One rationale for diversifying is that having more shots at the profit target enhances the opportunities for profits. It is often difficult to know where the next rapid economic growth will appear. Investing in the stocks of companies in different areas of the economy should increase the chances of participating in surges when they occur.
V. liMIT ORDER CONTRADICTS DESIRE TO SELL
The main reason it is best to trade at the market is simply that the market moves quickly. Order qualifiers such as price limits or all or none do not have the same priority as market orders and might not be filled. Directions can quickly and unexpectedly change, leaving the investor twisting in the wind with a limit order.

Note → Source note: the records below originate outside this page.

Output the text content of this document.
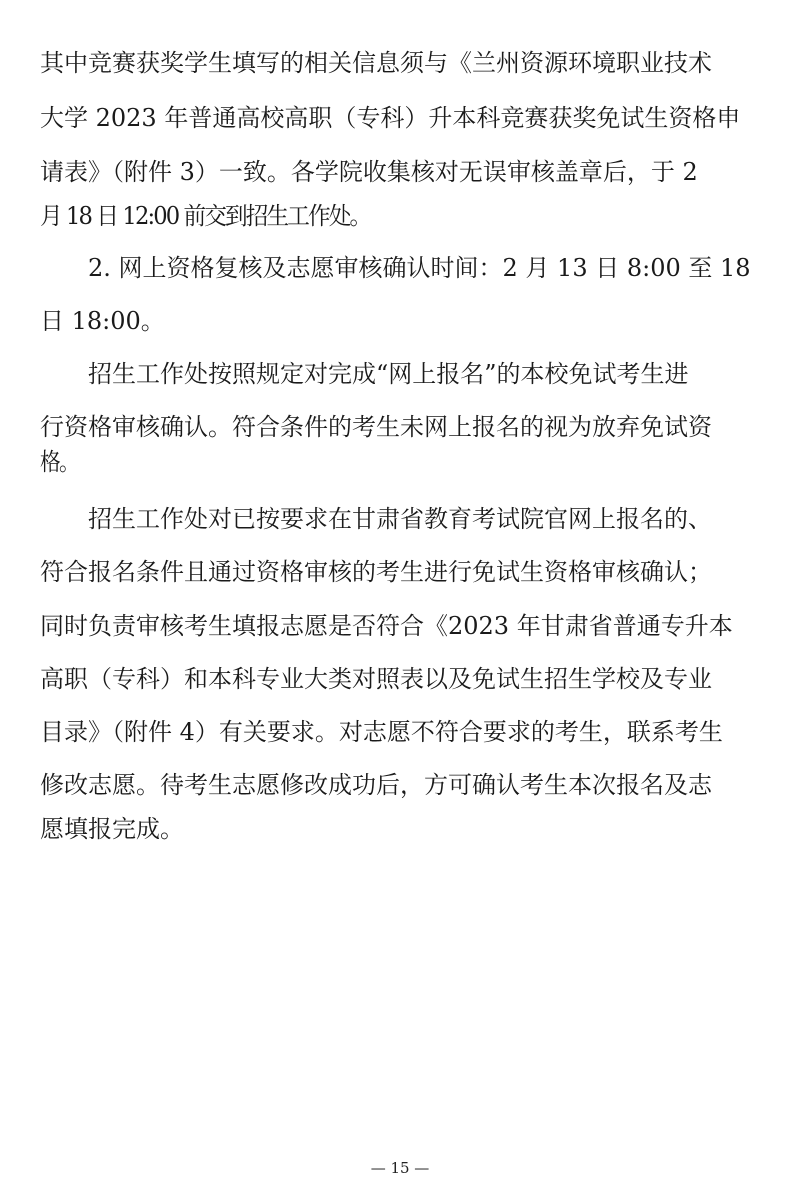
其中竞赛获奖学生填写的相关信息须与《兰州资源环境职业技术
大学 2023 年普通高校高职（专科）升本科竞赛获奖免试生资格申
请表》（附件 3）一致。各学院收集核对无误审核盖章后，于 2
月 18 日 12:00 前交到招生工作处。
2. 网上资格复核及志愿审核确认时间：2 月 13 日 8:00 至 18
日 18:00。
招生工作处按照规定对完成“网上报名”的本校免试考生进
行资格审核确认。符合条件的考生未网上报名的视为放弃免试资
格。
招生工作处对已按要求在甘肃省教育考试院官网上报名的、
符合报名条件且通过资格审核的考生进行免试生资格审核确认；
同时负责审核考生填报志愿是否符合《2023 年甘肃省普通专升本
高职（专科）和本科专业大类对照表以及免试生招生学校及专业
目录》（附件 4）有关要求。对志愿不符合要求的考生，联系考生
修改志愿。待考生志愿修改成功后，方可确认考生本次报名及志
愿填报完成。
— 15 —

The idea of placing a buy or sell of securities as a market order is to obtain an immediate execution at the best available price. If the investor nitpicks over a few cents per share, opportunity is lost and the ensuing cost of frustration and time lost is high. Such costs can easily be higher than any movement in the stock price while the market order is being placed. Do the analysis make the decision, ser he strategy and stick with it when placing the order.
The only time to avoid using a market order is when a price is rising rapidly. If an investor is interested in a company whose stock price is rapidly moving up but the investor desires to have some control over the buying price, a limit order or better can be entered. The term or better is normally assumed, but in this situation its intent is to confirm that a limit order is being placed above the current trading price.